Little thought is given to seeing attendees as active participants in their own learning and experience.
8 Myths That Restrict The Attendee Experience
Here are eight conference presentation myths that you should avoid.
Myth 1: The lecture or panel best serves all conference attendees.
Reality: The lecture and panel are homogenized conference presentations that cause our brains to check out.
The lecture and panel discussion have the lowest form of ROI for learning as possible. Instead embrace learner centric presentation techniques that focus on what the participant will do during that session besides listening to an expert.
Myth 2: Expertise and speaker skills are of primary importance.
Reality: Conference attendee learning is of primary importance.
Too often the conference committee is focused on finding an expert to serve as a speaker. Conference organizers should make a subtle and important shift of focusing on how attendees learn instead of on the presenters’ expertise. Then secure speakers that provide a variety of presentation strategies including active attendee participation.
Myth 3: The focus of the conference presentation should be on covering content.
Reality: The focus of the conference presentation should be how attendees uncover and apply critical content that solves their problems.
In the call for speaker proposals, ask potential presenters to identify the type of learning strategies they plan to use. Then secure speakers that help audiences uncover and apply the content through a variety of instructional techniques.
Myth 4: Active attendee participation is not successful for STEM/technical fields (science, technology, engineering, medical).
Reality: Active participation in any presentation has been proven to increase attendees’ learning and retention, regardless of the subject matter or industry.
Research by Drs. Barb Licklider and Howard Shapiro at Iowa State University showed that active participation in engineering education increased learning, retention and cognitive thinking at a higher level.
Myth 5: Baby Boomers and other generations learn best with lectures and passive listening.
Reality: Research shows that adults learn best when they are actively involved regardless of their generation.
Generational differences that are evident in culture and the workplace do not translate to adult learning. Instead of worrying about whether Boomers, GenXers or Millennials will learn more from lectures or active participation, conference organizers should focus on designing the best learning environments possible. Then secure presenters that use audience exercises.

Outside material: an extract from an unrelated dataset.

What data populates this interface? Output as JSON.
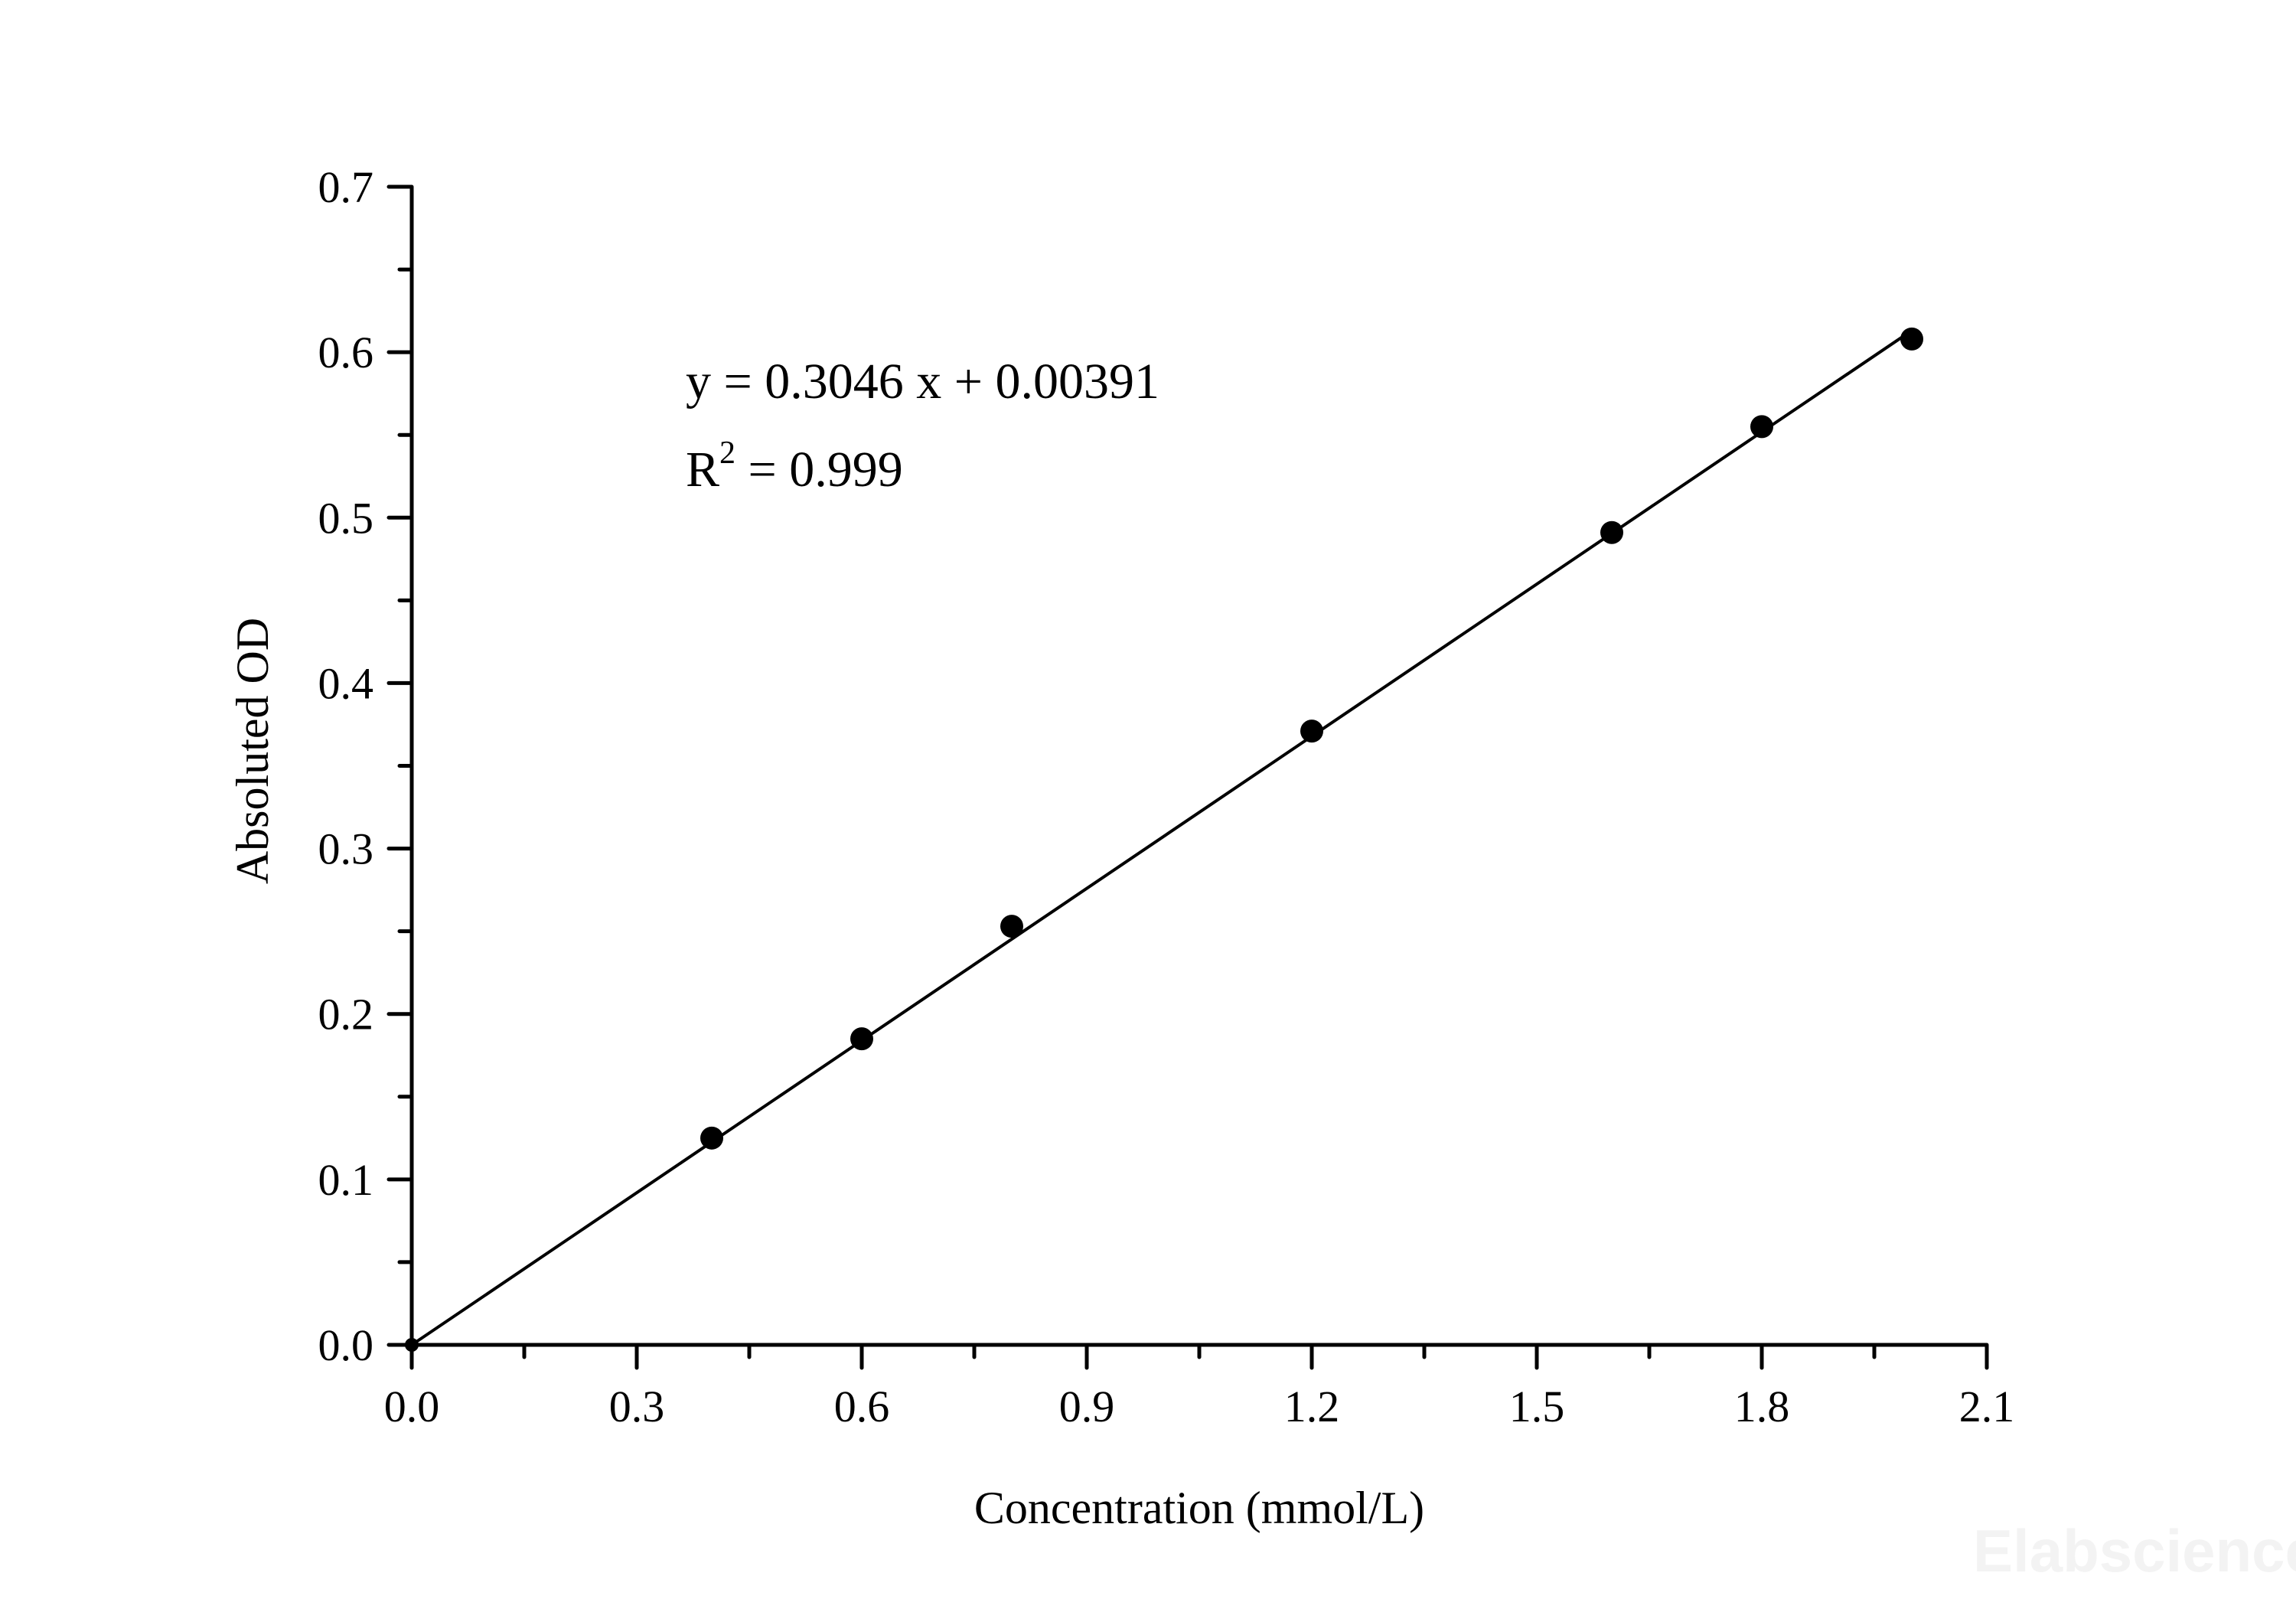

Myth 6: Presenters are unlikely to make major changes to their presentations.
Reality: Educating industry presenters on why and how to improve as well as giving preference to speakers that use a variety of presentation strategies influence all future presenters.
Myth 7: There isn’t enough time for active participation.
Reality: The more content that speaker tries to cover, the more the attendee forgets.
Many presenters try to cover too much material. Focusing on two to three core learning objectives helps presenters remove unnecessary information. Then put attention to the learning design for the attendee.
Myth 8: Attendees don’t want to engage in participation.
Reality: To increase audience participation, presenters have to explain why they should participate and how learning really occurs.
When attendees understand the benefits of active participation, they are more likely to participate. Creating an emotionally safe environment that excludes sensitive threatening situations will increase interaction and trust.
Repurposed from the post Eight Conference Presentation Myths That Hamstring Attendees’ Learning originally published April 13, 2010.
How are you busting your conference myths using the realities of today’s learner? What are some other myths you would add to this list?